Selanjutnya bila dikhawatirkan ucapan suami yang benar dapat berakibat buruk, maka suami boleh berdusta kepada istri untuk memelihara kerukunan. Saya pribadi tidak mengambil pilihan ini karena istri saya tidak suka bila saya berdusta. Jadi pahit manisnya perkataan saya lebih baik disampaikan secara terang-terangan kepada istri saya. Hal ini bersifat subjektif terhadap diri saya sendiri.
Kembali ke topik kita; Bohong Putih. Merujuk kepada hadits kedua yang saya kutip di atas, saya sepakat bila Bohong Putih itu dilakukan atas dasar keterpaksaan. Bohong Putih dilakukan untuk mencegah kerusakan yang lebih besar dari kebohongan itu sendiri.
Sayangnya kata "keterpaksaan" itu sering disalahgunakan. Tapi sebelum saya bicara lebih lanjut mengenai penyalahgunaan tersebut, saya paparkan sedikit persepsi saya mengenai Bohong Putih.
Bohong Putih, menurut saya, bukan kebohongan yang dibenarkan melainkan kebohongan yang dimaafkan. Jadi dalam kondisi apa pun bohong adalah sebuah perbuatan yang salah. Bohong tidak pernah menjadi perbuatan yang benar, tapi dalam kondisi-kondisi tertentu Allah memaafkan dan mengampuni dosa mereka yang berbohong. Kondisi-kondisi tertentu itu antara lain seperti yang Rasulullah perbolehkan dalam hadits kedua yang saya kutip di atas.
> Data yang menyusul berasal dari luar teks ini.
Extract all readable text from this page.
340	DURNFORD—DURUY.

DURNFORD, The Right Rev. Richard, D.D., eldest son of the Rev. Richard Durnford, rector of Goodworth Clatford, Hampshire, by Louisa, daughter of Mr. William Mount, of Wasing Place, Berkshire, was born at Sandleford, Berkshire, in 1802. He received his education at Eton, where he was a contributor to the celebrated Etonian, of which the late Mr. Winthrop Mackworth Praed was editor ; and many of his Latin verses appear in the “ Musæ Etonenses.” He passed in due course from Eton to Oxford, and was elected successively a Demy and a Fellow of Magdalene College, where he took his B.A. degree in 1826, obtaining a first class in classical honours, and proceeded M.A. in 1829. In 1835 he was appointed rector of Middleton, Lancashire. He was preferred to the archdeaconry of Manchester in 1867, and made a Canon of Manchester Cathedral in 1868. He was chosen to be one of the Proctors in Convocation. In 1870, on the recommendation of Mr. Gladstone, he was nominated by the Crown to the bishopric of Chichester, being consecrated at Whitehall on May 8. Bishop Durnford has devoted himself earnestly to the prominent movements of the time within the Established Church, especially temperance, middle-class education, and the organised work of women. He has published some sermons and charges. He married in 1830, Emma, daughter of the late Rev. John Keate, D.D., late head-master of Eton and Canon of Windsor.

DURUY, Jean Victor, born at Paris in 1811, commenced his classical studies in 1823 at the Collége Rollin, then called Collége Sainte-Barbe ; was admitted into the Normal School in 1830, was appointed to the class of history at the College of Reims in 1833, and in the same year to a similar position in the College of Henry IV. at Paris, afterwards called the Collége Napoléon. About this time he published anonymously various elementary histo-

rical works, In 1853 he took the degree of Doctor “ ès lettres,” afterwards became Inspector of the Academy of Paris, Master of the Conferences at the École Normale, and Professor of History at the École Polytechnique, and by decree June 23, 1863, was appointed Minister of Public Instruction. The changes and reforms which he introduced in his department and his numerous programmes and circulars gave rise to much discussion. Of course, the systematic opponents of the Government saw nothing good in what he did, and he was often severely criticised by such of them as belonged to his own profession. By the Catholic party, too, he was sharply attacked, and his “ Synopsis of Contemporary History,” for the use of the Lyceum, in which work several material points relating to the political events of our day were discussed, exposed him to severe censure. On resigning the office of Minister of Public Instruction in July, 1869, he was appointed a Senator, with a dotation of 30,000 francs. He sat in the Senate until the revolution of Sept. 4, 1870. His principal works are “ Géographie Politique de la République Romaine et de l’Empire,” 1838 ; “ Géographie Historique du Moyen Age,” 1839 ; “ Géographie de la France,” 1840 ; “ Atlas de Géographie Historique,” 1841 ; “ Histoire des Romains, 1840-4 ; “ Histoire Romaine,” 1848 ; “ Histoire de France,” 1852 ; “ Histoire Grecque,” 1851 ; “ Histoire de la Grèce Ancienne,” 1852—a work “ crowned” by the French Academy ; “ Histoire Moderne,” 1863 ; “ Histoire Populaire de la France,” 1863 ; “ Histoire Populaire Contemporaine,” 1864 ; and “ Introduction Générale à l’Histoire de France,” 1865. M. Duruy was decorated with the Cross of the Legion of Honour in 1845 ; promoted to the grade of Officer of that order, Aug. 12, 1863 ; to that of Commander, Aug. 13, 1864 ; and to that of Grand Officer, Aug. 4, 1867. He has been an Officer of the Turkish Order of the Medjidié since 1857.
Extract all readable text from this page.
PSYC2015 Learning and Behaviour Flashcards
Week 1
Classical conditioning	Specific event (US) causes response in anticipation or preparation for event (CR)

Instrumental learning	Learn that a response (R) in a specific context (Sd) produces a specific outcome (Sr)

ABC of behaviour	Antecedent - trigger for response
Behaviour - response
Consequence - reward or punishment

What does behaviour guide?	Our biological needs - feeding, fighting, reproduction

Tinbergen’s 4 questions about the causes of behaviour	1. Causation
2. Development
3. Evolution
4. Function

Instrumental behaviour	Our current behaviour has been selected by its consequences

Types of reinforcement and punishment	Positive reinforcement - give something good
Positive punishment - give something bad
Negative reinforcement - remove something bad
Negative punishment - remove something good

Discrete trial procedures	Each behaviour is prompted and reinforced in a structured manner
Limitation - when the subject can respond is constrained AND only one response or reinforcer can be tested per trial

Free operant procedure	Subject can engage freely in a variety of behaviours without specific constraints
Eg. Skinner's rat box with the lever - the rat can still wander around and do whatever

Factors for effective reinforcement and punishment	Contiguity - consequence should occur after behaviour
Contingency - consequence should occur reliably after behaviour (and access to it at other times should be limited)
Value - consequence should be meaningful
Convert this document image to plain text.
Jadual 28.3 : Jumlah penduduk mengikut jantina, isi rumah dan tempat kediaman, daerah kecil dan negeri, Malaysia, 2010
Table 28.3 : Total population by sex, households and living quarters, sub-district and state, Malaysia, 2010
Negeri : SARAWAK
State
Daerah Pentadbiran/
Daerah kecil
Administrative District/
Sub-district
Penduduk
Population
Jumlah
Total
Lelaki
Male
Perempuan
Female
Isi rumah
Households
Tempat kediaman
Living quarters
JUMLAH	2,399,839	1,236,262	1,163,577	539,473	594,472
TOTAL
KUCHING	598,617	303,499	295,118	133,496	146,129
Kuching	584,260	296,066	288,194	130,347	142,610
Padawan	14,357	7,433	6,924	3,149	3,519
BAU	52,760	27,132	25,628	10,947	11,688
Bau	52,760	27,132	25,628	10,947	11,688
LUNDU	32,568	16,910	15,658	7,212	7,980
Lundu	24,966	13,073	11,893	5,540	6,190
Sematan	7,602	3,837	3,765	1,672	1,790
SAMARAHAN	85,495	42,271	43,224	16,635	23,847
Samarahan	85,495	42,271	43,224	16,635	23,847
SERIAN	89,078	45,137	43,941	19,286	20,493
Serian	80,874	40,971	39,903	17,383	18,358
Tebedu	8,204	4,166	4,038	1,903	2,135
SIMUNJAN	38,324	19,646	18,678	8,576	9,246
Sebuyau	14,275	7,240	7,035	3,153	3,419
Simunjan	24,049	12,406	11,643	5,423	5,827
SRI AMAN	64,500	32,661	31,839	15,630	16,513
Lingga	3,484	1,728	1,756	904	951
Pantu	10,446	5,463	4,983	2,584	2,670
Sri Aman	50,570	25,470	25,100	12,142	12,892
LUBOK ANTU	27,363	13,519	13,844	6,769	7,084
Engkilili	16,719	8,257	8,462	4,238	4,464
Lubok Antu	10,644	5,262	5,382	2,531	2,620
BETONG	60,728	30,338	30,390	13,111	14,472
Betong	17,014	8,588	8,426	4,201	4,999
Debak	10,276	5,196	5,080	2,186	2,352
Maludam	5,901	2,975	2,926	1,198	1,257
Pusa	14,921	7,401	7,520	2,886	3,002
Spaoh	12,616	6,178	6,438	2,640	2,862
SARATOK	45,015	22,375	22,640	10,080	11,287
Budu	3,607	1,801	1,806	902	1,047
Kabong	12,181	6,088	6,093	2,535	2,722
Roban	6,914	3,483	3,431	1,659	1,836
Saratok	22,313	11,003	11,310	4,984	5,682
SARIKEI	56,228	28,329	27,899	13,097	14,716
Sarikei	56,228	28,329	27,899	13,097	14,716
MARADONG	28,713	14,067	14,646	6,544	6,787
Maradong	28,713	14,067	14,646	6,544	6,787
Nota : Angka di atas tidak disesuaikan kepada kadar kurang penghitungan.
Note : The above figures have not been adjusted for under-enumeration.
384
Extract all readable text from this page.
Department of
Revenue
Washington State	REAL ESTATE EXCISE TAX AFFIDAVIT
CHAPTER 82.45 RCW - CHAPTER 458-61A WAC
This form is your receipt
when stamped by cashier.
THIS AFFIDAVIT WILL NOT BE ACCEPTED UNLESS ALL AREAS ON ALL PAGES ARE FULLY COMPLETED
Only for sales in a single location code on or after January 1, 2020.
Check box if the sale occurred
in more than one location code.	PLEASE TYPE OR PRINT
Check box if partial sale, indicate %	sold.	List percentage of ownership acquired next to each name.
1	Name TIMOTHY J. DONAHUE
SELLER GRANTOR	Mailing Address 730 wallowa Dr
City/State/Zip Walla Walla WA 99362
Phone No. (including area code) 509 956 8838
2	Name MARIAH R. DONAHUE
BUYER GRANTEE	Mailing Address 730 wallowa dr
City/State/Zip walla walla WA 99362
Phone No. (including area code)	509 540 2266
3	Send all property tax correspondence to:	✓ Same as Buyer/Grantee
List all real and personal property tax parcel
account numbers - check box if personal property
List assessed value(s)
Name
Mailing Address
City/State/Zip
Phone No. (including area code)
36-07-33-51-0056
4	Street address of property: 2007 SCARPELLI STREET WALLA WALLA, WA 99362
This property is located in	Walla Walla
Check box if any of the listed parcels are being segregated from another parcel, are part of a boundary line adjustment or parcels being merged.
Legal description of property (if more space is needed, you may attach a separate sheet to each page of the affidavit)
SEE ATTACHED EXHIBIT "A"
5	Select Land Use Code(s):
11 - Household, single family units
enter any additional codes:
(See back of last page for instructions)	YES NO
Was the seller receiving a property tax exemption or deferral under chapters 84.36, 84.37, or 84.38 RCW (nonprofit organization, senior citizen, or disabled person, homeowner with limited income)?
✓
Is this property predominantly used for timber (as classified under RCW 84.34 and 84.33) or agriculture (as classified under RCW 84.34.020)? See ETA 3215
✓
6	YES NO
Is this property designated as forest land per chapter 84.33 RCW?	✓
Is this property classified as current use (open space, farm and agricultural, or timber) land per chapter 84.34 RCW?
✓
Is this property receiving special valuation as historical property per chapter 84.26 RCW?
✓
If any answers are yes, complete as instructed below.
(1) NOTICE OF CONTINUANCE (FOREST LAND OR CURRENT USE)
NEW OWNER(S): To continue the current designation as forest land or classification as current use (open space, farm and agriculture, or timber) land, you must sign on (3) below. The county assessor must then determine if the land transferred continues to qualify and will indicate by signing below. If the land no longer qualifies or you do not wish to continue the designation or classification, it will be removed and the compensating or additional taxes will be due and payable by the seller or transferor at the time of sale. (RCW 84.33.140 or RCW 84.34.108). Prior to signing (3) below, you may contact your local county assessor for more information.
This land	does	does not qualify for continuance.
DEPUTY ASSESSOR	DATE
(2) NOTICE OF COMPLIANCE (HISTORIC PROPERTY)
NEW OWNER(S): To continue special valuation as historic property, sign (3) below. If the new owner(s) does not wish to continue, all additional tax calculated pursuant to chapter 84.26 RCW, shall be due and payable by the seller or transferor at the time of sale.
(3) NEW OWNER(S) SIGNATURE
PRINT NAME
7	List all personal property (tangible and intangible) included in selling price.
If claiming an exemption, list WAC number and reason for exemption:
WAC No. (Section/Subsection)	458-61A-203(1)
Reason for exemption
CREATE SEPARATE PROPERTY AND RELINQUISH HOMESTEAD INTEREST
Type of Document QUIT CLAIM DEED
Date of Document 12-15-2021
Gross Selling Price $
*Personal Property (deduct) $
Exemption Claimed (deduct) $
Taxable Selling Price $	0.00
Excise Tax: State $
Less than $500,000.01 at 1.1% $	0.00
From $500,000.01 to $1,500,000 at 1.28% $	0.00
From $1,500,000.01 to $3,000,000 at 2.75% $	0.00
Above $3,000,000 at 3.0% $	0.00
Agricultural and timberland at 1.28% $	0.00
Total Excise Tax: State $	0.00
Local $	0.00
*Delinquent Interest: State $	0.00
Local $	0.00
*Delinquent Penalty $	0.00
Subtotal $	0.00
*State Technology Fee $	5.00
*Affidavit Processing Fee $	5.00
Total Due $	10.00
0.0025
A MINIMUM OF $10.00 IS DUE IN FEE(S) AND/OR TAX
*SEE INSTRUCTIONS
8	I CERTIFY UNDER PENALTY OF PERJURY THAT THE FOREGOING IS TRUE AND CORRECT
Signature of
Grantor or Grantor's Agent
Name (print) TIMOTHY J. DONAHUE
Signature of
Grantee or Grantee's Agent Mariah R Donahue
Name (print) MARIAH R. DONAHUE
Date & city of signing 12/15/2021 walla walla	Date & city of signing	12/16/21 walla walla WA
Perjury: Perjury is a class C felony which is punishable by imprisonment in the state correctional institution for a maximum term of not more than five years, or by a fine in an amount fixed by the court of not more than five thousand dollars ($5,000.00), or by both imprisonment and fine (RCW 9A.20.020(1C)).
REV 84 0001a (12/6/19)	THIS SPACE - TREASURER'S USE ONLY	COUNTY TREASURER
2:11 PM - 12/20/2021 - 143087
Kita perlu tegaskan bahwa bohong adalah perbuatan salah dan akan dimaafkan bila memang bohong itu membawa kebaikan lebih ketimbang tidak bohong. Dengan begitu kita tidak terbuai dengan anggapan bahwa ada bohong yang benar (dibenarkan) sehingga membuat kita lebih berani berbohong.
Terus terang sampai saat ini saya tidak pernah menemukan istilah Bohong Putih dalam terminologi Islam. Bohong ditegaskan sebagai perbuatan yang salah, ciri orang munafik, dan tidak pernah dianjurkan dalam Islam. Islam justru mendorong, bahkan mewajibkan, setiap Muslim untuk senantiasa bersikap jujur.
Kita perlu hati-hati bila menggunakan bohong sebagai solusi alternatif. Jangan sampai kita paksakan alasan "keterpaksaan" padahal kita tidak pernah terpaksa untuk berbohong. Keterpaksaan itu sendiri bersifat subjektif. Jadi bukan tidak mungkin kita membuat-buat alasan seolah-olah kita memang terpaksa padahal hati kita sendiri sadar kita tidak terpaksa berbohong.